Supporters of the restrictive voting laws in North Carolina charge that not having these policies will lead to the possibility of voter fraud. However, in that state there has been only two incidents of voter impersonation of the 35 million votes cast from 2000 to 2012.

Laws are currently in place to protect access to guns and products detrimental to health such as tobacco, yet there is a failure on the part of the U.S. Congress to protect one of the basic principles this country was founded on. It is immoral to try to win elections by preventing millions–usually the most vulnerable–from voting, especially since those advocating for stricter voting laws are the same elected officials who have failed to address the needs and demands of minority communities.

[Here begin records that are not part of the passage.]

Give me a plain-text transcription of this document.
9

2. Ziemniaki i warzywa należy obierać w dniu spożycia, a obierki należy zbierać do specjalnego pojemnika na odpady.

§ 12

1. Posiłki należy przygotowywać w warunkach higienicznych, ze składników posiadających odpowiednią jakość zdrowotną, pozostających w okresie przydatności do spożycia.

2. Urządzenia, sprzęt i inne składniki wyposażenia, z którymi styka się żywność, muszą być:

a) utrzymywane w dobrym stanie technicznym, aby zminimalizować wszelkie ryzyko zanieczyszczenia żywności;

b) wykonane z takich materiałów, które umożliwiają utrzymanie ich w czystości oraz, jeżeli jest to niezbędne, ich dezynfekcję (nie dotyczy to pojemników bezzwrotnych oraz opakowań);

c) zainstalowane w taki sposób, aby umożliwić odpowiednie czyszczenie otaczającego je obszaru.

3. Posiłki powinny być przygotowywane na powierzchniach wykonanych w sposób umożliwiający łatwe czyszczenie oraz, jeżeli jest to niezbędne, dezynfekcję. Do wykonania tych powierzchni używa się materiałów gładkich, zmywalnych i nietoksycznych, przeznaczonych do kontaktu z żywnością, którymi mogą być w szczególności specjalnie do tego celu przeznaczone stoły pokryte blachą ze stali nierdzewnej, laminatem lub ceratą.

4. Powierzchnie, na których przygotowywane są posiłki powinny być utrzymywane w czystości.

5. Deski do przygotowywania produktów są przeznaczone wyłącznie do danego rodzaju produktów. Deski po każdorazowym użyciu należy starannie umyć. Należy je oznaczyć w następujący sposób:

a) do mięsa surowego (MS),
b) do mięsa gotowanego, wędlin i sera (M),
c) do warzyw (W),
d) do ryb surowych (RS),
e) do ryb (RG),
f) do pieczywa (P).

Not allowing minorities to have a say in the voting process will engender grave repercussions, especially within the Latino population. Resources will not be allocated to Latino communities if they cannot vote, leading to less investment in education, healthcare, affordable housing, and good paying jobs for Latinos. With the Latino demographic growing, this disparity in resources will affect the entire country’s economic and social landscape. Congressional leaders must implement policies to override the Court’s decision because any alternative is purely counterproductive.

Mark Salay is the Communications Intern at the LULAC National Office in Washington, D.C. He is a senior at the University of California, Santa Barbara, majoring in communication with minors in history and professional writing, and will be graduating in the Spring of 2016.